The mystery of this betrayal – so brutal and unexpected – haunts him for six agonizing months: “From July of his sophomore year in college until the following January, all Tsukuru Tazaki could think about was dying.”
He gradually steps back from the brink, puts his meager life together and obsesses in silence over his unjust fate. “Like a person in a storm desperately grasping at a lamppost, he clung to (his) daily routine,” Murakami writes. “He only spoke to people when necessary, and after school, he would return to his solitary apartment, sit on the floor, lean back against the wall, and ponder death and the failures of his life.”
For the next 16 years, he lives in exile, with no contact from the group. No notion of what went wrong. No real reason to live.

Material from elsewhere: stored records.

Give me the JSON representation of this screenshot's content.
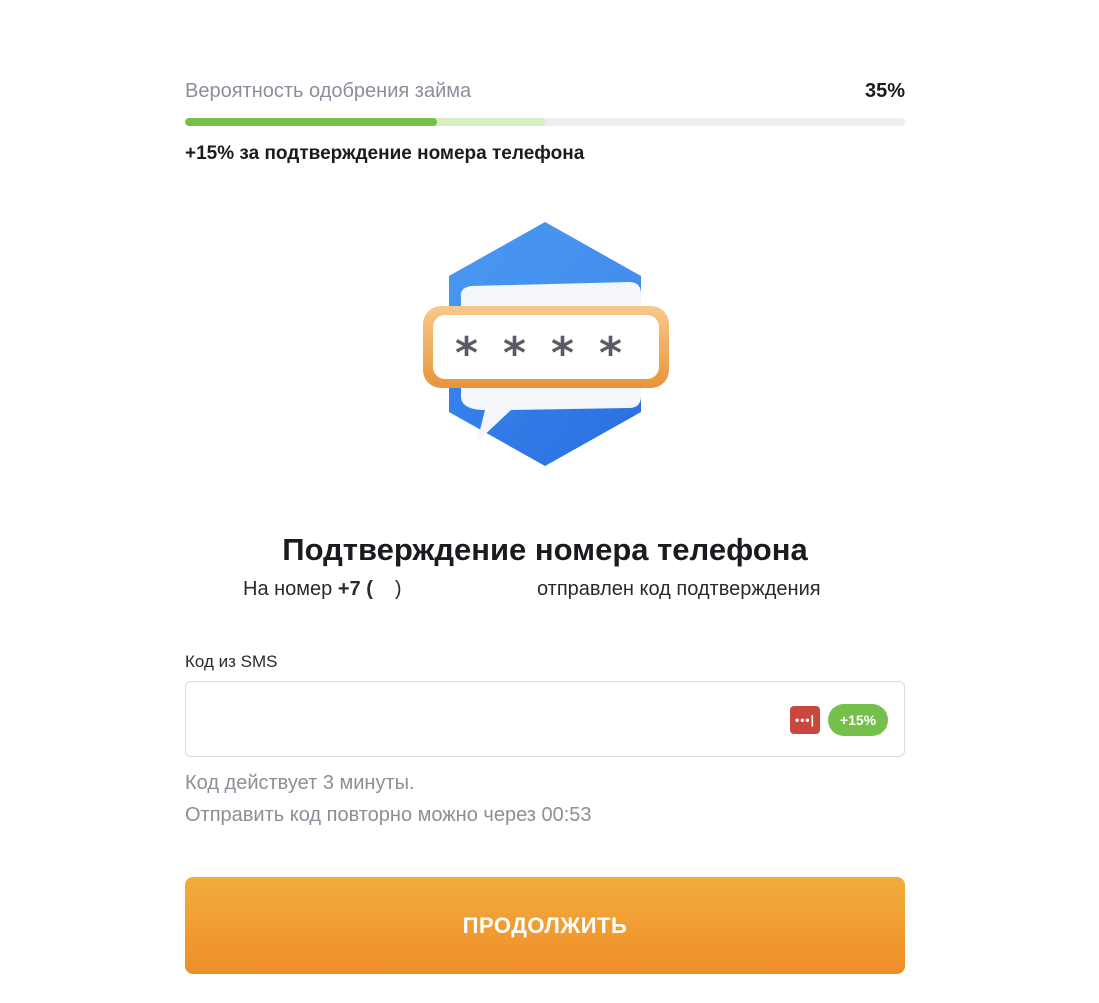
{
  "approval": {
    "label": "Вероятность одобрения займа",
    "value_text": "35%",
    "progress_fraction": 0.35,
    "bonus_fraction": 0.15,
    "bonus_text": "+15% за подтверждение номера телефона"
  },
  "illustration": {
    "icon": "sms-code-icon",
    "mask": "****"
  },
  "header": {
    "title": "Подтверждение номера телефона",
    "subtitle_prefix": "На номер ",
    "phone_prefix": "+7 (",
    "phone_suffix": ")",
    "subtitle_suffix": "отправлен код подтверждения"
  },
  "form": {
    "code_label": "Код из SMS",
    "code_value": "",
    "password_manager_icon": "password-manager-icon",
    "badge": "+15%"
  },
  "hints": {
    "validity": "Код действует 3 минуты.",
    "resend": "Отправить код повторно можно через 00:53"
  },
  "actions": {
    "continue_label": "ПРОДОЛЖИТЬ"
  },
  "colors": {
    "progress": "#74c04a",
    "progress_bonus": "#d8ecc5",
    "button": "#f0992f",
    "badge": "#74c04a"
  }
}
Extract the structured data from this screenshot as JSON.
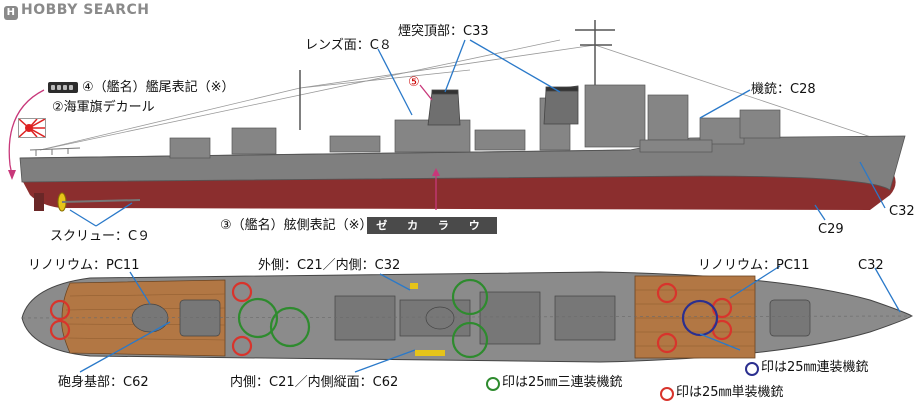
{
  "watermark": {
    "logo": "H",
    "text": "HOBBY SEARCH"
  },
  "labels": {
    "lens": "レンズ面：C８",
    "funnel_top": "煙突頂部：C33",
    "stern_name": "④（艦名）艦尾表記（※）",
    "ensign": "②海軍旗デカール",
    "gun": "機銃：C28",
    "num5": "⑤",
    "screw": "スクリュー：C９",
    "side_name": "③（艦名）舷側表記（※）",
    "decal_text": "ゼ カ ラ ウ",
    "c32_side": "C32",
    "c29": "C29",
    "linoleum_left": "リノリウム：PC11",
    "outer_inner": "外側：C21／内側：C32",
    "linoleum_right": "リノリウム：PC11",
    "c32_deck": "C32",
    "barrel_base": "砲身基部：C62",
    "inner_vertical": "内側：C21／内側縦面：C62",
    "legend_triple": "印は25㎜三連装機銃",
    "legend_twin": "印は25㎜連装機銃",
    "legend_single": "印は25㎜単装機銃"
  },
  "colors": {
    "hull_grey": "#7f7f7f",
    "hull_red": "#8b2e2e",
    "linoleum": "#b27744",
    "single_mg": "#d8342c",
    "triple_mg": "#2e8b2e",
    "twin_mg": "#2b2f8f",
    "leader_blue": "#2a79c9",
    "leader_pink": "#c8387a"
  }
}
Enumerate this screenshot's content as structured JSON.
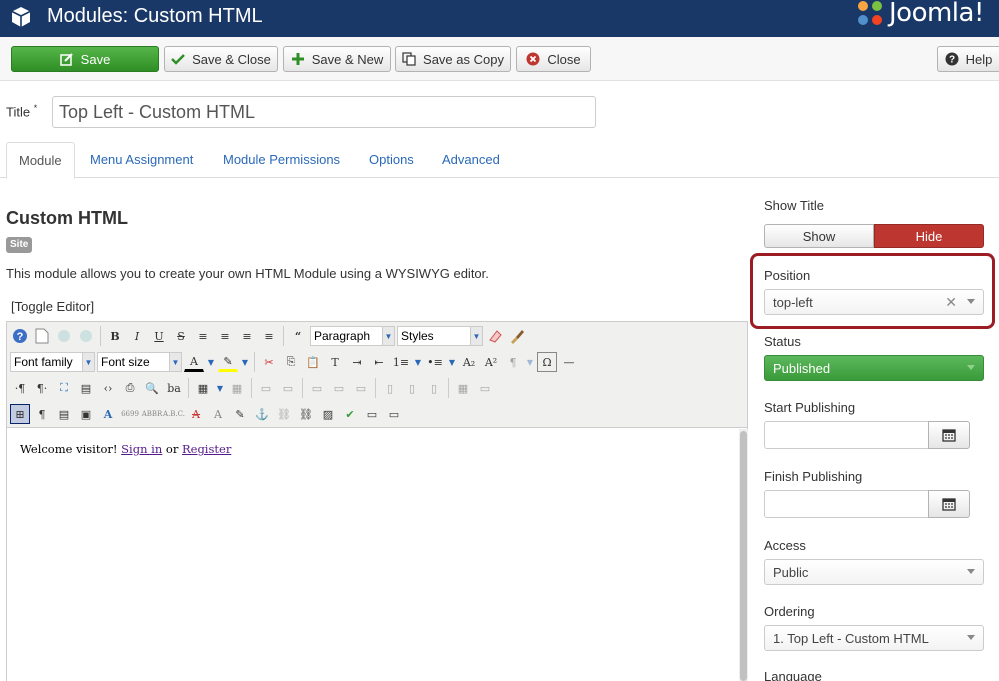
{
  "header": {
    "title": "Modules: Custom HTML",
    "brand": "Joomla!"
  },
  "toolbar": {
    "save": "Save",
    "save_close": "Save & Close",
    "save_new": "Save & New",
    "save_copy": "Save as Copy",
    "close": "Close",
    "help": "Help"
  },
  "form": {
    "title_label": "Title",
    "title_required": "*",
    "title_value": "Top Left - Custom HTML"
  },
  "tabs": [
    {
      "label": "Module",
      "active": true
    },
    {
      "label": "Menu Assignment"
    },
    {
      "label": "Module Permissions"
    },
    {
      "label": "Options"
    },
    {
      "label": "Advanced"
    }
  ],
  "module": {
    "heading": "Custom HTML",
    "badge": "Site",
    "description": "This module allows you to create your own HTML Module using a WYSIWYG editor.",
    "toggle_editor": "[Toggle Editor]"
  },
  "editor": {
    "format_select": "Paragraph",
    "styles_select": "Styles",
    "font_family": "Font family",
    "font_size": "Font size",
    "content_prefix": "Welcome visitor!",
    "sign_in": "Sign in",
    "or": "or",
    "register": "Register"
  },
  "sidebar": {
    "show_title_label": "Show Title",
    "show": "Show",
    "hide": "Hide",
    "position_label": "Position",
    "position_value": "top-left",
    "status_label": "Status",
    "status_value": "Published",
    "start_publishing_label": "Start Publishing",
    "finish_publishing_label": "Finish Publishing",
    "access_label": "Access",
    "access_value": "Public",
    "ordering_label": "Ordering",
    "ordering_value": "1. Top Left - Custom HTML",
    "language_label": "Language"
  },
  "colors": {
    "header_bg": "#1a3867",
    "save_green": "#2f8f26",
    "hide_red": "#bd362f",
    "published_green": "#3a9b3a",
    "highlight": "#9c1c24",
    "link": "#2a69b8"
  }
}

Slowly, he forms a friendship with Haida (whose name means “gray field”), a fellow college student who shares his love of swimming and of classical music, especially “Le Mal du Pays (Homesickness)” from Franz Liszt’s “Years of Pilgrimage.” Then Haida, like the others, inexplicably vanishes.

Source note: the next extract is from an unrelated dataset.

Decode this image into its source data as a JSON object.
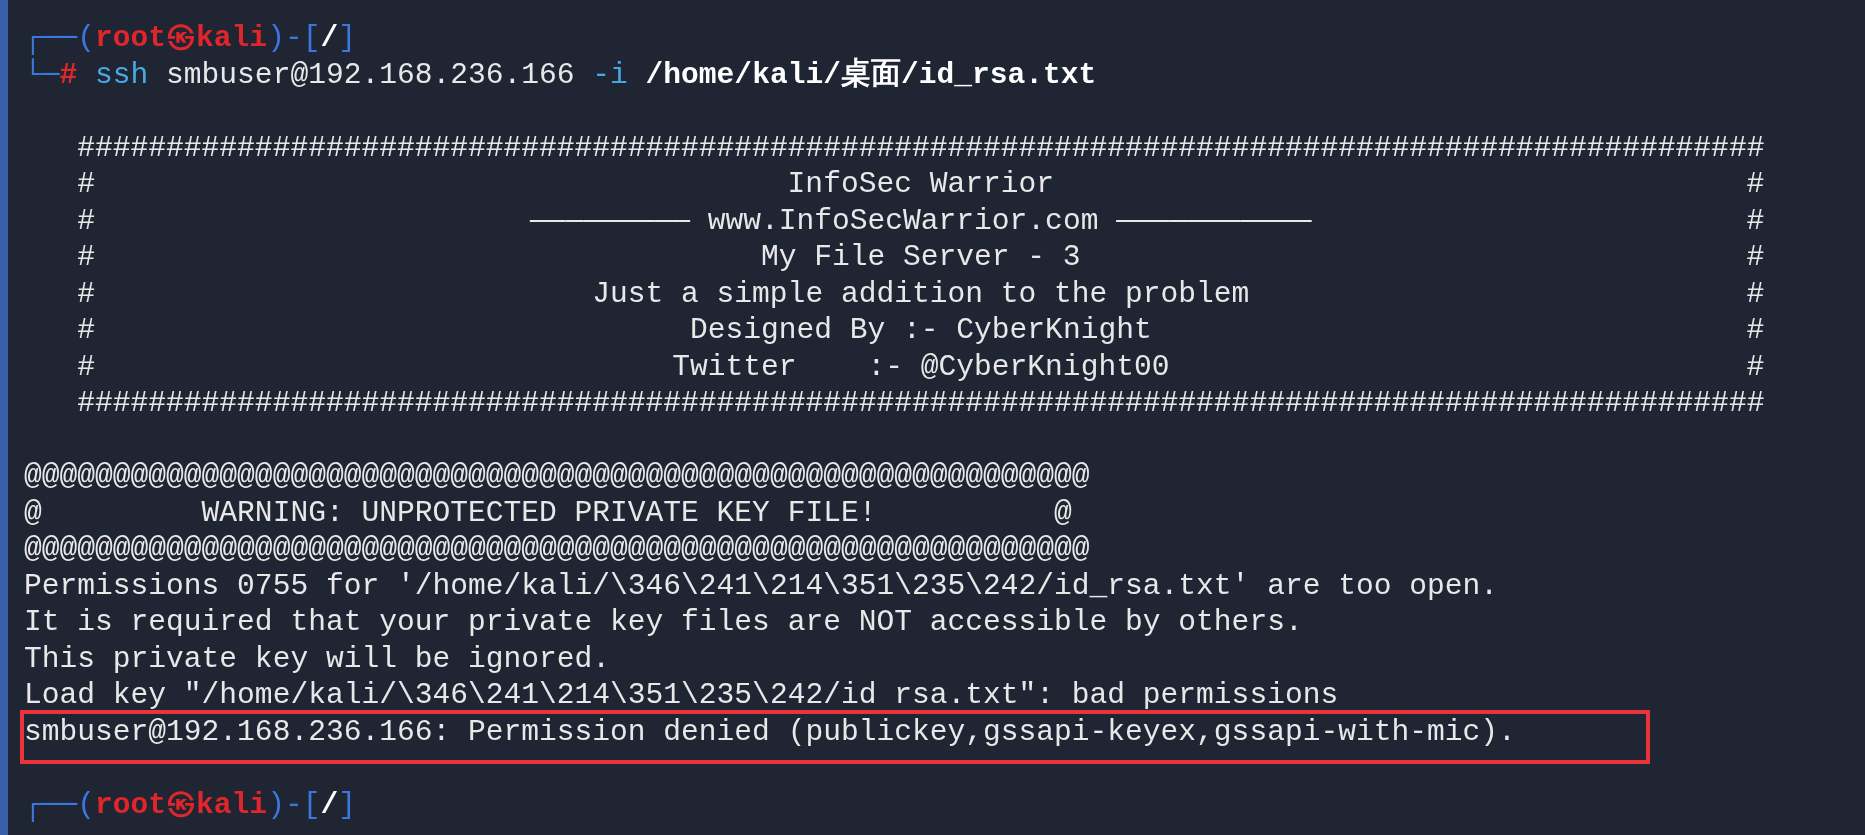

At last prodded by his new girlfriend, Sara, to confront his past, Tsukuru sets out on a heroic pilgrimage that takes him back to Nagoya and on to Finland in search of the reason his former friends so ruthlessly ruined his life.
“You need to come face-to-face with the past,” Sara tells him, “not as some naive, easily wounded boy, but as a grown-up, independent professional. Not to see what you want to see, but what you must see.”

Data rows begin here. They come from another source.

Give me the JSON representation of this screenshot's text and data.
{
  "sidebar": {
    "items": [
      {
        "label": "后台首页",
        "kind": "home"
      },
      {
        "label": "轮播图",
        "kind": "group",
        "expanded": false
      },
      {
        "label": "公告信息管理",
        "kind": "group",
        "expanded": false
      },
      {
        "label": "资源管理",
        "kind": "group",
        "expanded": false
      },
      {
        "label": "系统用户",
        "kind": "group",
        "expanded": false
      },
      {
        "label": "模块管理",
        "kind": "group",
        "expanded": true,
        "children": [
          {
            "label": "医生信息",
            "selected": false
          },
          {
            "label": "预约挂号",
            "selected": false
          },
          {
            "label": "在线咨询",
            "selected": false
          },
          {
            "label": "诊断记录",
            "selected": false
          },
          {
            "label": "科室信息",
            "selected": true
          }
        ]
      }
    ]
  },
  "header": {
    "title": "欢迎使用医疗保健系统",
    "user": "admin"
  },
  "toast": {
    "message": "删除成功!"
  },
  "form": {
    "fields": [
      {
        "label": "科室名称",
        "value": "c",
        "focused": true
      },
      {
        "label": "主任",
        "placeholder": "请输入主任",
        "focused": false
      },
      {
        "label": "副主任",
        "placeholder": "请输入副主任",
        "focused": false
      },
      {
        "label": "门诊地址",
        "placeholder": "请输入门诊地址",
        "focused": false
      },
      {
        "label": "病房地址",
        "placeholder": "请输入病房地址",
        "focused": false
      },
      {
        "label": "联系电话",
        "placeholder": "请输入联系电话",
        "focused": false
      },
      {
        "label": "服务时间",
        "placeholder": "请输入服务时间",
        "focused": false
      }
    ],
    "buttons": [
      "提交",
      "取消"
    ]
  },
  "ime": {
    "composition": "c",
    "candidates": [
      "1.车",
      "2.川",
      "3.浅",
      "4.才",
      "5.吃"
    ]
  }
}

What he sees – or more accurately, hears – as he meets with three of the four members is a horrific revelation that all of them questioned at the time, but quickly rationalized out of a deep-seated need to protect the cohesiveness of the group.
Trying to clear up such profound misunderstandings 16 years later is like sifting sand, Aka tells him. “The truth sometimes reminds me of a city buried in sand. As time passes, the sand piles up even thicker, and occasionally it’s blown away and what’s below is revealed.”
The most beautiful, moving encounter of the pilgrimage takes place with Kuro, who has married and permanently settled in Finland. She and Tsukuru play out an intense, ritualized scene of homesickness and loss – love lost, trust lost, life lost. Kuro tells Tsukuru that she loved him in high school, though romance was not one of the rules of the group. Her confession and encouragement help build his fragile self-confidence.
“I’ve always seen myself as an empty person, lacking color and identity,” he says earlier in the novel. “Maybe that was my role in the group. To be empty.”
Kuro’s reply: “Let’s say you are an empty vessel. So what? What’s wrong with that? … So why not be a completely beautiful vessel?”
As he leaves her cabin, realizing that he will never see her again, “Sorrow surged then, silently, like water inside him. A formless, transparent sorrow. A sorrow he could touch, yet something that was also far away, out of reach.”
Murakami masterfully captures the longing we have for the distant harmony of the past. As in many of his novels, music plays a major role in expressing this longing. And as Tsukuru meditates on the mystery of his fate, he thinks that “Our lives are like a complex musical score. … Filled with all sorts of cryptic writing, sixteenth and thirty-second notes and other strange signs. It’s next to impossible to correctly interpret these, and even if you could, and then could transpose them into the correct sounds, there’s no guarantee that people would correctly understand, or appreciate, the meaning therein.”
“Colorless Tsukuru Tazaki and His Years of Pilgrimage” resounds with an exactitude of diction, deep chords of emotion and an aesthetic precision rare in today’s fiction. Expertly translated, it will rank with the best of Murakami’s work.
Whether it will sell 1 million copies in a week, of course, remains to be seen. But numbers cannot detract from its excellence; it will certainly keep Murakami’s name in the running for the Nobel Prize in Literature and leave us eagerly awaiting his next masterpiece.